Mas como tudo aqui na Suíça é perfeito, o público já estava preparado para as intempéries. Cada um recebeu ao entrar no espaço da encenação, uma capa de chuva. Assim, ao sinal das primeiras gotas, eu vi toda a platéia de “uniforme” amarelo. A chuva foi ficando tão forte que tiveram que cancelar a apresentação, pois estava ficando impraticável para os atores seguirem a cena do náufrago no meio de tanta água! Na saída, era impossível distinguir uma pessoa da outra naquela multidão de capinhas amarelas, assim tivemos que andar, eu e minha amiga, segurando uma na outra até chegar em casa. Não costumo ter medo de me perder nos lugares, quando estou em viagem, pois me sinto confortável com o inglês. Mas aqui é diferente, eu sou literalmente uma surda-muda e analfabeta. É muito estranho e muitas vezes desagradável a sensação de não entender absolutamente nada da língua. Percebo que nem todos falam inglês aqui... Eu estou na parte Alemã da Suíça, portanto eles falam suíço-alemão. Nem o nome da rua onde eu estou eu consigo dizer... mas de qualquer forma eu simpatizo com a língua, não é seca como o alemão, é cantada e redondinha...

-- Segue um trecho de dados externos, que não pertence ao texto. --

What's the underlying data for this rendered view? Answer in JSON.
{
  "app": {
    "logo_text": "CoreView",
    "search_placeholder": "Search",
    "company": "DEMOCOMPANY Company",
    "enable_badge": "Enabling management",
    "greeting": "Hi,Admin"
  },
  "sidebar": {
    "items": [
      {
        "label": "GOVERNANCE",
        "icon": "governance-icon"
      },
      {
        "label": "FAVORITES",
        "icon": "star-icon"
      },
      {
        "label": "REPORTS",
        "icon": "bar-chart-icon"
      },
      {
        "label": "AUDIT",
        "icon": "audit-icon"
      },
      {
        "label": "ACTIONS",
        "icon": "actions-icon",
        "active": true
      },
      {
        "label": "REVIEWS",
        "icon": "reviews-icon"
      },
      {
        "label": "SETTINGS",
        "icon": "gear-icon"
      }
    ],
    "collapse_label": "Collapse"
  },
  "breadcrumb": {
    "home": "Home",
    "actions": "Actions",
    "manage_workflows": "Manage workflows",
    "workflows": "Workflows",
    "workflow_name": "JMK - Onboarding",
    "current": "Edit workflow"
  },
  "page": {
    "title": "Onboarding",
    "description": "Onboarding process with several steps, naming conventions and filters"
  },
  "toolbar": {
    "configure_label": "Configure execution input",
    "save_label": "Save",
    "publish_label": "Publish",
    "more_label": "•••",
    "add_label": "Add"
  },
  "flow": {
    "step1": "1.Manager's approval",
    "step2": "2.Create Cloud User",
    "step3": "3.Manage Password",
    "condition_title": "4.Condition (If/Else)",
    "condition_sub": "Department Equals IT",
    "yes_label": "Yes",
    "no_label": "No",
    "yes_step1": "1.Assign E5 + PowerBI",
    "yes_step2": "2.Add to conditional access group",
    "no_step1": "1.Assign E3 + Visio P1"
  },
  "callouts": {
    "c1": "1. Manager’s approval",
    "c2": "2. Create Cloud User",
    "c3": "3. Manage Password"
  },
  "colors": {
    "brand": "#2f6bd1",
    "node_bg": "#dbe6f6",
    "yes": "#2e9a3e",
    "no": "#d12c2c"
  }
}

Mas por incrível que pareça, apesar destas incríveis paisagens e do mundo “perfeito” que se tem a sensação de experimentar aqui, a Suíça está em primeiro ou segundo lugar dos paises que tem maior índice de suicídio no mundo atualmente. Quem me passou essa informação foi minha amiga suiça, eu ainda não cheguei a verificar. Acho que se for falar disso, entraria em outros papos mais filosóficos. Mas só para dar uma rápida e superficial passada,... eu não posso deixar de me lembrar do nosso povo e em especial  do que vi do povo do nordeste, com uma vida tão dificil e aparentemente tão sofrida, com uma cultura tão alegre, tão rica e com povo tão sorridente e amável... quanto contraste, quanta contradição.... ou não?
O que faz os habitantes do “paraíso” tão infelizes?
Uma coisa é certa, de forma geral, percebo a falta do riso, da bagunça, do som, da descontração, do toque, do carinho. E isso não é só aqui, pelo menos dos países da Europa que conheci, é da mesma forma...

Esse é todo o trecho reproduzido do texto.